In August 2021, we granted Mr. Das 500,000
Pre-Conversion Options. These options have an exercise price of $17.84 and generally vest 25% on the first anniversary date of issuance and 1/48th monthly thereafter, in each case, subject to
Mr. Das continued employment through the applicable vesting date.
Prior to 2021, Messrs. Sahai, Cox and Erickson generally
were granted both time-vesting Pre-Conversion Options and performance-vesting Pre-Conversion Options, representing 40% and 60% of the total number of options,
respectively. The time-vesting Pre-Conversion options generally vested in equal 20% installments on each of the first five anniversaries of the grant date, such that all of the time-vesting Pre-Conversion Options would have been fully vested as of the fifth anniversary of the grant date, and the performance-vesting Pre-Conversion Options vested in equal 20%
installments at the end of each of the first five fiscal years after the grant date, based on the achievement of performance objectives set by CWAN Holdings, LLC, in each case subject to each of the named executive officers continued
employment through the applicable vesting date.
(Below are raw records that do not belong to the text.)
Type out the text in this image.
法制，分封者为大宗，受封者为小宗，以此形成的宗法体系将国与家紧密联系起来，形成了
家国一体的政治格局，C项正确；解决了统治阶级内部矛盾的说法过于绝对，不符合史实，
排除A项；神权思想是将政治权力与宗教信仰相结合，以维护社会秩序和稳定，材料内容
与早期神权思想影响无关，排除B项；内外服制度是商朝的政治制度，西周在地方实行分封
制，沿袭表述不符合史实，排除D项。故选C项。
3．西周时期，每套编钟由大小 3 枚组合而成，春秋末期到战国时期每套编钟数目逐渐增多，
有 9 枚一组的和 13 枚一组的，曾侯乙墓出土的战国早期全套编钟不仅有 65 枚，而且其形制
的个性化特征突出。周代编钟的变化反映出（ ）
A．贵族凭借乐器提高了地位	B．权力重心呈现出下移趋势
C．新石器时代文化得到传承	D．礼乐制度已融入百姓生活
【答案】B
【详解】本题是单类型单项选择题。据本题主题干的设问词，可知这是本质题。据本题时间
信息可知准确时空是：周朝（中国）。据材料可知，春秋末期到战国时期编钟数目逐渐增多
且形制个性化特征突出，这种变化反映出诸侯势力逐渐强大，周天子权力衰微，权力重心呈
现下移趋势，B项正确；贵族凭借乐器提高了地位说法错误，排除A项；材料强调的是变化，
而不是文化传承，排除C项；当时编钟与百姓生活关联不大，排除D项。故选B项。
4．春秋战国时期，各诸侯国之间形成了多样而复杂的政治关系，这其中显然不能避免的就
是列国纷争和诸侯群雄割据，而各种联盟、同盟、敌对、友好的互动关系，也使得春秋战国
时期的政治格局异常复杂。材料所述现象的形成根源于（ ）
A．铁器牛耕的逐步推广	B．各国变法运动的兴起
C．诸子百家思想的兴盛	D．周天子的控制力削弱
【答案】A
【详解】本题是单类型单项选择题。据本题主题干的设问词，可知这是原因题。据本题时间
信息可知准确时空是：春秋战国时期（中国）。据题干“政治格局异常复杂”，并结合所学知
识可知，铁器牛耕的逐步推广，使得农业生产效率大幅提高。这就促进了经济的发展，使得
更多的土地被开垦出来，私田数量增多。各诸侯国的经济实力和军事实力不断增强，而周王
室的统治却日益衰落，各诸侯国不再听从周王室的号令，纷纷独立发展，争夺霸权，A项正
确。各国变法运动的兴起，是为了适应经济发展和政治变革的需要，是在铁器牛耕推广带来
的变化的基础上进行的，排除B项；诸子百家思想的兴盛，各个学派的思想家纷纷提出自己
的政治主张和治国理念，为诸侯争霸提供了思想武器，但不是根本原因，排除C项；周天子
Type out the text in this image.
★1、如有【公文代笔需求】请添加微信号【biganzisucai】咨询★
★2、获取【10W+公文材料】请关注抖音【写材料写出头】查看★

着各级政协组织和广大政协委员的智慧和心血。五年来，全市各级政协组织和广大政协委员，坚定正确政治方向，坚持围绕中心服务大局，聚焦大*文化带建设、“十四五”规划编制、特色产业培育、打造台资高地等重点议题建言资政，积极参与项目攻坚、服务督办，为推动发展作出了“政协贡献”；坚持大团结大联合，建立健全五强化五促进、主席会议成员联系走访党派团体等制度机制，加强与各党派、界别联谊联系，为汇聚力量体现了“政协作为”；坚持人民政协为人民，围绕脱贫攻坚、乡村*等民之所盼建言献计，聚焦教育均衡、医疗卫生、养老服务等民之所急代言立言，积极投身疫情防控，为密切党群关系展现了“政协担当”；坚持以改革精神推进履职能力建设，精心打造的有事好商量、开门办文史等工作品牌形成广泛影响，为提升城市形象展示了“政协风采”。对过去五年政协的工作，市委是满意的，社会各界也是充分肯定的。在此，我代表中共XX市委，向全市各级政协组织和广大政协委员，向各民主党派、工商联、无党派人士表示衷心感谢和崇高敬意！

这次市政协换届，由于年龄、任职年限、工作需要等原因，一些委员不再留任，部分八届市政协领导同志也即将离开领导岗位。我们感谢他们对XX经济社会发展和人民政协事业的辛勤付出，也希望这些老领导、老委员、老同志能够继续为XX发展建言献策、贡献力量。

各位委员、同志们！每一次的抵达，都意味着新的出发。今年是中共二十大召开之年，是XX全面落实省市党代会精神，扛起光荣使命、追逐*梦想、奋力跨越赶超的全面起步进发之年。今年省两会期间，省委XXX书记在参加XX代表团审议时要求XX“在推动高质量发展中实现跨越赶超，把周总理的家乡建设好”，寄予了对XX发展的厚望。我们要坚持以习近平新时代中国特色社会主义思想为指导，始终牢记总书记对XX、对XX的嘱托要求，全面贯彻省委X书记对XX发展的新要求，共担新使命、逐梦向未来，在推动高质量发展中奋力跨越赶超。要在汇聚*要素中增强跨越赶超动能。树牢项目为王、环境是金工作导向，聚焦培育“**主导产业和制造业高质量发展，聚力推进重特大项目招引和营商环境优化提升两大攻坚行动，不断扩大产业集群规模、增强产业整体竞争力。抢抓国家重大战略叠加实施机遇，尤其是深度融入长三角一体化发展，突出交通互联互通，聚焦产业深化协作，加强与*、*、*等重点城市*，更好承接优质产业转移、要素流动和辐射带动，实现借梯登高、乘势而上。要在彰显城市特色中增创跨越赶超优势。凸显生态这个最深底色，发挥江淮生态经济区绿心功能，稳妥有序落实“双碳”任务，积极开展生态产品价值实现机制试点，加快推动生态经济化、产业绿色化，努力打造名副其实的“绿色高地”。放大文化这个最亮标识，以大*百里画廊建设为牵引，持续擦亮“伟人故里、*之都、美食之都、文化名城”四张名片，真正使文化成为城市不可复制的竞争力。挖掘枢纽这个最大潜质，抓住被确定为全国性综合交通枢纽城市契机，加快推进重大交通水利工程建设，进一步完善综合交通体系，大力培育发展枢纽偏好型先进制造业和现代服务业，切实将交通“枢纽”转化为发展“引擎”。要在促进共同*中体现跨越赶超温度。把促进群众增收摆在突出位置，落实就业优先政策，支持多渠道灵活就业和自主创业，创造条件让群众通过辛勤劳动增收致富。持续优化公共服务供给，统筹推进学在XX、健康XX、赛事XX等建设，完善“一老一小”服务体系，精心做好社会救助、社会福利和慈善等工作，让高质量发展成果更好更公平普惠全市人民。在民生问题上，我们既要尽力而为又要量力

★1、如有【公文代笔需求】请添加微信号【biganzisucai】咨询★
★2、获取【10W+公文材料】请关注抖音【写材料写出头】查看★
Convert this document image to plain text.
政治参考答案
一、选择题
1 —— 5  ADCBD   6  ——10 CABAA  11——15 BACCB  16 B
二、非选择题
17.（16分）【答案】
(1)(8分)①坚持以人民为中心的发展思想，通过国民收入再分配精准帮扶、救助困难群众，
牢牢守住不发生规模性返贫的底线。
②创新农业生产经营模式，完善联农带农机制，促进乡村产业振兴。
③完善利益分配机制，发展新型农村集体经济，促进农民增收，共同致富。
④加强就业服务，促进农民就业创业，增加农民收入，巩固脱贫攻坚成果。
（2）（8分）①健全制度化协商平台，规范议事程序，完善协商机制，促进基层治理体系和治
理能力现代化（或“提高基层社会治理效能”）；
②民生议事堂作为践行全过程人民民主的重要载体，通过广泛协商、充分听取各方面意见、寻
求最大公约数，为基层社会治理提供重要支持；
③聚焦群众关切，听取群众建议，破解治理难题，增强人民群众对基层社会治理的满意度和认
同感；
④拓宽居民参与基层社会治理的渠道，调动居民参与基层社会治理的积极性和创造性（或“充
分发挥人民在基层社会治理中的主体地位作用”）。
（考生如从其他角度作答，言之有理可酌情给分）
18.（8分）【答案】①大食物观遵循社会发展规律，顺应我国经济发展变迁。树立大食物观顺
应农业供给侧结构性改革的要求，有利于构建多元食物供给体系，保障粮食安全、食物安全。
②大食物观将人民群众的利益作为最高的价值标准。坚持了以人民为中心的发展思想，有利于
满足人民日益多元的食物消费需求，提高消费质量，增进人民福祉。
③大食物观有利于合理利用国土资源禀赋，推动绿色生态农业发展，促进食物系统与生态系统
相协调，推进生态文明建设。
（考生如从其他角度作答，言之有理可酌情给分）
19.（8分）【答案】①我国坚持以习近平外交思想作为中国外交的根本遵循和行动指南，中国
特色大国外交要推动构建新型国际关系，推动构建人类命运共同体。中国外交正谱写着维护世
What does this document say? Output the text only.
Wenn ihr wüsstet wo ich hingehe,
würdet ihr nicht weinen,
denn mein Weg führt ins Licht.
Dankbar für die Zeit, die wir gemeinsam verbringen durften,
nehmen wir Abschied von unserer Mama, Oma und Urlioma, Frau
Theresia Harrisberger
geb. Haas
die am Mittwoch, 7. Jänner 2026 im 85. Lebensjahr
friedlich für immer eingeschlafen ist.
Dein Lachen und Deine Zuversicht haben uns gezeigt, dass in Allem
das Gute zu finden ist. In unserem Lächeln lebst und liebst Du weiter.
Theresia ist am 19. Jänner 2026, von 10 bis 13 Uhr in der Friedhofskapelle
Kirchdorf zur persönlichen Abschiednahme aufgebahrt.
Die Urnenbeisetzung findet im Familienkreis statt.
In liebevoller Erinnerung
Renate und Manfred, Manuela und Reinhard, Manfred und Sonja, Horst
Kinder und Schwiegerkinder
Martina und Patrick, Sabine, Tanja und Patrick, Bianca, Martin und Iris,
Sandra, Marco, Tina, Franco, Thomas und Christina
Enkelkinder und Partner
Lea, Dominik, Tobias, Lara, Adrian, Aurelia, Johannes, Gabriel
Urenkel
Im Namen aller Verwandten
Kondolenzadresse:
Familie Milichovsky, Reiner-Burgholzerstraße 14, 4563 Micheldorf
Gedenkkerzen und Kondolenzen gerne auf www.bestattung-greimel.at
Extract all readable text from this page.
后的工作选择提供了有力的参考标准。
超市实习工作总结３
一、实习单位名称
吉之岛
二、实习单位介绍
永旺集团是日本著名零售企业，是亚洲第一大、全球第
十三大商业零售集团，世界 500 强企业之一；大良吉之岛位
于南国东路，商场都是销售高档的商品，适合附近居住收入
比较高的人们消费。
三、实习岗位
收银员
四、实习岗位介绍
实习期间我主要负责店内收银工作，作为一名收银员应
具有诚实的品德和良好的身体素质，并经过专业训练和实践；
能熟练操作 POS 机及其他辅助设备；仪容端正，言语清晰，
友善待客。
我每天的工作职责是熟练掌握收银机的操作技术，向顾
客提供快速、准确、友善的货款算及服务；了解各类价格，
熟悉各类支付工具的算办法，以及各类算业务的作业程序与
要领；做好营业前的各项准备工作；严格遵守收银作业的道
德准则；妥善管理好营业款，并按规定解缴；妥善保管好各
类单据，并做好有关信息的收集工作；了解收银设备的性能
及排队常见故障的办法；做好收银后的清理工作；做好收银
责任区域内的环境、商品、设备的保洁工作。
Performance-vesting Pre-Conversion Options would partially vest based on partial achievement of performance objectives set by CWAN Holdings, LLC, as determined
by the board of CWAN Holdings, LLC. To the extent that any performance-vesting Pre-Conversion Options did not vest based on the achievement of the applicable performance goals for the applicable fiscal year,
then, unless otherwise determined by the board of CWAN Holdings, LLC, the performance-vesting options could remain outstanding and eligible to vest based on the achievement of the performance goals for subsequent fiscal year(s).
In connection with the IPO, the board of CWAN Holdings, LLC approved the following changes to the terms and conditions of our named executive
officers (and our other employees) Pre-Conversion Options: (i) removal of the restrictions on the exercisability of the vested options, and (ii) removal of the performance-vesting
criteria such that all unvested options currently outstanding will vest as if they are time- vesting options.
Restricted Stock Units
In March 2022, we granted Mr. Das an award of RSUs of Clearwater under the 2021 Plan. We granted 75,000 RSUs, which consist of 50%
time-vesting RSUs and 50% performance-vesting RSUs. The time-vesting RSUs generally vest in 25% installments on each of the first four anniversaries of March 18, 2022, in each case, subject to continued employment through the applicable vesting
date. The performance-vesting RSUs will vest in 33.33% installments on each of the first three anniversaries of January 1, 2022, based on the achievement of our annual revenue growth rate during the applicable year and, in each case, subject to
continued employment through the applicable vesting date.
In September 2021, we granted Messrs. Sahai, Cox, and Erickson, an award of RSUs
under the 2021 Plan. We granted Messrs. Sahai, Cox, and Erickson 750,890, 425,363, and 251,389, respectively, which consist of 50% time-vesting RSUs and 50% performance-vesting RSUs. The time-vesting RSUs generally vest in 25% installments on each
of the first four anniversaries of January 1, 2022, in each case, subject to continued employment through the applicable vesting date. The performance-vesting RSUs will vest in 33.33% installments on each of the first three anniversaries of
January 1, 2022, based on the achievement of our annual revenue growth rate during the applicable year and, in each case, subject to continued employment through the applicable vesting date.
During each annual performance-vesting period, 0% of the performance-vesting RSUs will vest if our annual revenue growth is less than 18%, 80%
of the performance-vesting RSUs will vest if our annual revenue growth is at least 18% and less than 20%, 100% of the performance-vesting RSUs will vest if our annual revenue growth is at least 20% and less than 23%, and 110% of the
performance-vesting RSUs will vest if our annual revenue growth is at least 23%. In addition, our named executive officers will be eligible to receive an annual grant of RSUs beginning with the 2022 fiscal year.
(d) Other Benefits
We currently provide
broad-based welfare benefits that are available to all of our employees, including our named executive officers, and include health, dental, life, vision and short- and long-term disability insurance.